Arefe is a member of the Wahhabi juridical establishment, but is not officially sanctioned by the Saudi regime. Still, the report found state-sponsored clerics regularly incited followers against non-Muslims and the West.
Abdul Rahman al-Sudais is another such example. The regime-sponsored imam of the Grand Mosque in Mecca, has condemned mystical Sufi Muslims as apostates, vilified Christians and Hindus and in a 2002 sermon referred to Jews as “monkeys and pigs.”
Even Salman al-Odah, a state-sanctioned cleric often described in Western media as a moderate, wrote in a 2010 online fatwa, or religious ruling, that jihad is a duty incumbent on all Muslims.
“Jihad means fighting the infidels and the like – this is the duty of the people of the country that has been dominated or occupied by the infidels.
The rest of the Muslims must assist and support them,” he wrote on the forum Islam Today, where the post is still available.
In a well-publicized ruling last year, the unsanctioned cleric Awad al-Qarni went as far as to offer a $100,000 reward on his Facebook page to anyone who could kidnap an Israeli soldier as a bargaining chip for future prisoner exchanges with the Palestinians.
Prince Khaled bin Talal, a royal family member and brother of the billionaire tycoon Al-Waleed bin Talal, soon raised the prize to $1 million.
“While the Saudi clerics almost universally condemn al-Qaida and what they define as ‘terrorism,’ they still support ‘legitimate’ jihad,” Schanzer and Miller wrote in the report.
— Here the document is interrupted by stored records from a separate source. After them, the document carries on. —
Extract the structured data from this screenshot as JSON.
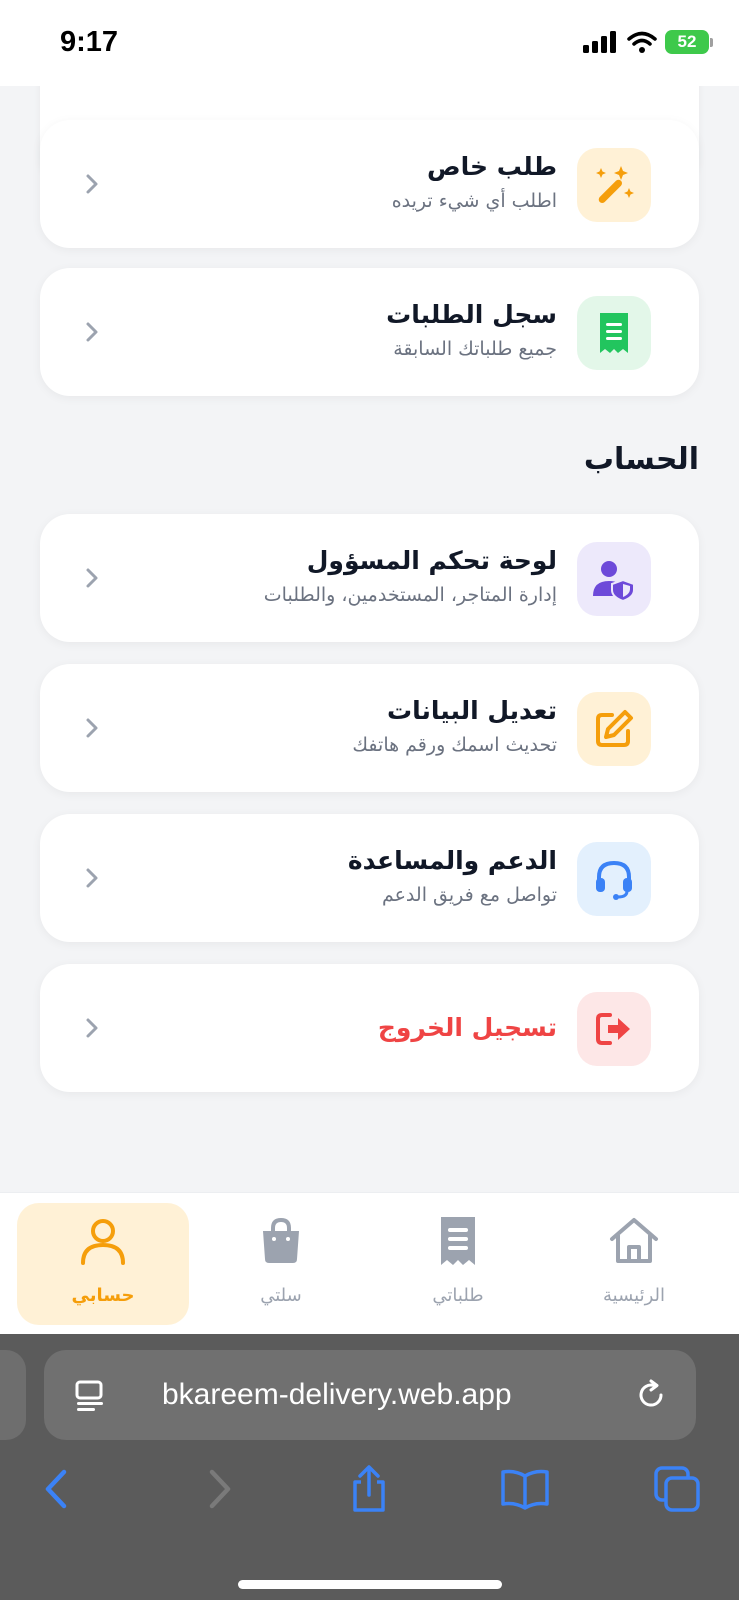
{
  "status_bar": {
    "time": "9:17",
    "battery": "52"
  },
  "menu_cards": [
    {
      "title": "طلب خاص",
      "subtitle": "اطلب أي شيء تريده",
      "icon": "magic-wand-icon",
      "tile_color": "#fff1d6",
      "icon_color": "#f59e0b"
    },
    {
      "title": "سجل الطلبات",
      "subtitle": "جميع طلباتك السابقة",
      "icon": "receipt-icon",
      "tile_color": "#e3f7e9",
      "icon_color": "#22c55e"
    }
  ],
  "account_section": {
    "title": "الحساب",
    "cards": [
      {
        "title": "لوحة تحكم المسؤول",
        "subtitle": "إدارة المتاجر، المستخدمين، والطلبات",
        "icon": "admin-shield-user-icon",
        "tile_color": "#ede9fb",
        "icon_color": "#6d4ad9"
      },
      {
        "title": "تعديل البيانات",
        "subtitle": "تحديث اسمك ورقم هاتفك",
        "icon": "edit-icon",
        "tile_color": "#fff1d6",
        "icon_color": "#f59e0b"
      },
      {
        "title": "الدعم والمساعدة",
        "subtitle": "تواصل مع فريق الدعم",
        "icon": "headset-icon",
        "tile_color": "#e3f0fd",
        "icon_color": "#3b82f6"
      },
      {
        "title": "تسجيل الخروج",
        "subtitle": "",
        "icon": "logout-icon",
        "tile_color": "#fde7e7",
        "icon_color": "#ef4444"
      }
    ]
  },
  "bottom_nav": [
    {
      "label": "حسابي",
      "icon": "user-icon",
      "active": true
    },
    {
      "label": "سلتي",
      "icon": "shopping-bag-icon",
      "active": false
    },
    {
      "label": "طلباتي",
      "icon": "receipt-icon",
      "active": false
    },
    {
      "label": "الرئيسية",
      "icon": "home-icon",
      "active": false
    }
  ],
  "browser": {
    "url": "bkareem-delivery.web.app"
  },
  "colors": {
    "accent": "#f59e0b",
    "danger": "#ef4444",
    "background": "#f3f4f6"
  }
}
“They still view Western culture with disdain, exhibit a lack of respect for women’s rights, and speak with open hostility about minorities, other religions and non-Wahhabi Muslims,” the report continued. “Though the government repeatedly pledges to remove ‘intolerant’ content from the country’s textbooks, passages remain that speak about fighting the Jews to bring about the hour of judgment, describe women as weak and irresponsible, and call for homosexuals to be put to death because they pose a danger to society.”
Schanzer told the Post the problem of incitement remains serious in Saudi Arabia, even if outward calls for violence are increasingly rare.
“They’re now stopping short of that, but still promoting intolerance,” Schanzer said. “And this doesn’t even touch on what they’re teaching in schools and preaching in mosques – this is just an online snapshot, and it’s disconcerting as it is.”